Outros problemas da atividade, na opinião de Soares, são a produção de forragem e grãos para a alimentação e o controle de ecto e endoparasitas sem a utilização de medicamentos químicos. “Soma-se a isso o pequeno tamanho das propriedades, a escassez de rações orgânicas para suplementação na estiagem, a pouca fertilidade do solo nas áreas de pastagens, a baixa utilização de tecnologias e os problemas climáticos.”

NORMAS DE PRODUÇÃO

Para conseguir a certificação do leite orgânico, o produtor deve seguir a Lei Federal 10831/2003 e Instrução Normativa 46 do Ministério da Agricultura (Mapa). A Lei de Orgânicos estabelece dois tipos de certificação: por auditoria (feita por uma empresa certificadora) e participativa (feita por grupos de produtores reunidos em associação que se inspecionam entre si). Nesse caso, depois de visitar as propriedades, um representante do Mapa credita os organismos participativos.

Em relação ao manejo sanitário, são obrigatórias as vacinas estabelecidas por lei e os exames para as doenças mais comuns em cada região. “Recomenda-se o uso de fitoterápicos e homeopatia”, diz o pesquisador. Ele acrescenta que, além de ureia, é proibido o uso de antibióticos, hormônios, aditivos promotores de crescimento, estimulante de apetite, alimentos obtidos de organismos geneticamente modificados e vacinas fabricadas com a tecnologia da transgenia.

“A maior parte da alimentação deve ser da própria propriedade e cerca de 80% da matéria seca consumida, de origem orgânica”, orienta. Nesse sentido, ele recomenda a formação de pastagens, capineiras, silagem e feno, produzidos, de preferência, com o consórcio de gramíneas e leguminosas, para a fixação de nitrogênio, e os sistemas silvipastoris, com associação de arbustos fixadores de nitrogênio (leguminosas), culturas agrícolas e pastagens”, indica. Além de calcário, para a correção da acidez dos solos, a orientação é para o uso de chorume e a compostagem.

Para a prevenção de ecto e endoparasitos, ele indica a rotação de pastagens e a utilização de compostos de ervas medicinais junto com a ração ou o sal mineral. “Além de manter esterqueiras cobertas e protegidas de moscas, o controle biológico tem apresentado bons resultados na prevenção de bernes e carrapatos”, comenta.

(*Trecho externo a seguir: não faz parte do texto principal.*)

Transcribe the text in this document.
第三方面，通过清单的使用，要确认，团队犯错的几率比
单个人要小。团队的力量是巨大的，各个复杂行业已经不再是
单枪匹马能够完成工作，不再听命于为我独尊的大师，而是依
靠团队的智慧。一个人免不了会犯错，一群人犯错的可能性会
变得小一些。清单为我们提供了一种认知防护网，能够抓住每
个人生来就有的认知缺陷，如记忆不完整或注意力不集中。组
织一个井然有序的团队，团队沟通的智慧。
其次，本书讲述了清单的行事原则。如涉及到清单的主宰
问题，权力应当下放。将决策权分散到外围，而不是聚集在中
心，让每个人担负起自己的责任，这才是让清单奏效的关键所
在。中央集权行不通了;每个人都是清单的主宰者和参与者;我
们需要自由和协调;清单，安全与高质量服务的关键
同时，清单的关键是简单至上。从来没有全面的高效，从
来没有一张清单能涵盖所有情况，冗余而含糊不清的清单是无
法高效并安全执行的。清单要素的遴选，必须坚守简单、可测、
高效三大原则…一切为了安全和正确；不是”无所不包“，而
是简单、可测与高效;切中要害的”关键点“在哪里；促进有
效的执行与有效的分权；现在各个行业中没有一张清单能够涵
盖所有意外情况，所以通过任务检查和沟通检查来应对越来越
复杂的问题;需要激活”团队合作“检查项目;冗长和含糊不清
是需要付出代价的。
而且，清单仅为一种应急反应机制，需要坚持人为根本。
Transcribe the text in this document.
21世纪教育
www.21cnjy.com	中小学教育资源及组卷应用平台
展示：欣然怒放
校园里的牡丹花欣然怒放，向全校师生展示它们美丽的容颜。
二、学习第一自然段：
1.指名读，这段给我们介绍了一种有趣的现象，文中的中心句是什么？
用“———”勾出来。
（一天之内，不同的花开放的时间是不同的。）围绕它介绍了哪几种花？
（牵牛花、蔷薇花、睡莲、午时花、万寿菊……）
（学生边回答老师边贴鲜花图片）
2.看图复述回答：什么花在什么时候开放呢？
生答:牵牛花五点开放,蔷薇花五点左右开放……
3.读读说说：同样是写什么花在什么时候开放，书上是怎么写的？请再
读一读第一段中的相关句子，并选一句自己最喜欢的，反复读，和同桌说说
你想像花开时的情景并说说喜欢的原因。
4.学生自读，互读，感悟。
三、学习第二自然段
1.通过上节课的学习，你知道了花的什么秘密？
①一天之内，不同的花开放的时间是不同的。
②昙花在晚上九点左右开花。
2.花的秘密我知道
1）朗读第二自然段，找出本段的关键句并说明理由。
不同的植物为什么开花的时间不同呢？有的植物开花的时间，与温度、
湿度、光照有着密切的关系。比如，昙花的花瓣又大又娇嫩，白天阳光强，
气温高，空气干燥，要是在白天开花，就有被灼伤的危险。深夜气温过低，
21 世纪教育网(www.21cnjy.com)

As normas de produção de leite orgânico também incluem a seleção e o melhoramento animal. No manejo reprodutivo, somente a monta natural e a inseminação artificial são permitidas. “É proibida a transferência de embriões e a fertilização in vitro”, avisa o pesquisador. Ele informa que a recomendação é para a utilização de zebuínos leiteiros e seus cruzamentos. “Além de menores exigências nutricionais, os zebuínos produzem bem em condições naturais, sem a utilização de antibióticos, promotores de crescimento e hormônios.”

Na opinião de Soares, os sistemas silvipastoris são os mais adequados para o manejo e o bem-estar animal no sistema orgânico. “Oferece sombra das árvores, melhora a fertilidade das pastagens, diversifica a renda do produtor com a combinação de culturas”. Ainda dentre as normas relacionadas ao bem-estar, ele cita instalações adequadas ao conforto e à saúde dos animais, com acesso facilitado à água, às pastagens e aos alimentos. “É proibido o confinamento total de indivíduos adultos e o isolamento e reclusão de animais jovens”, orienta.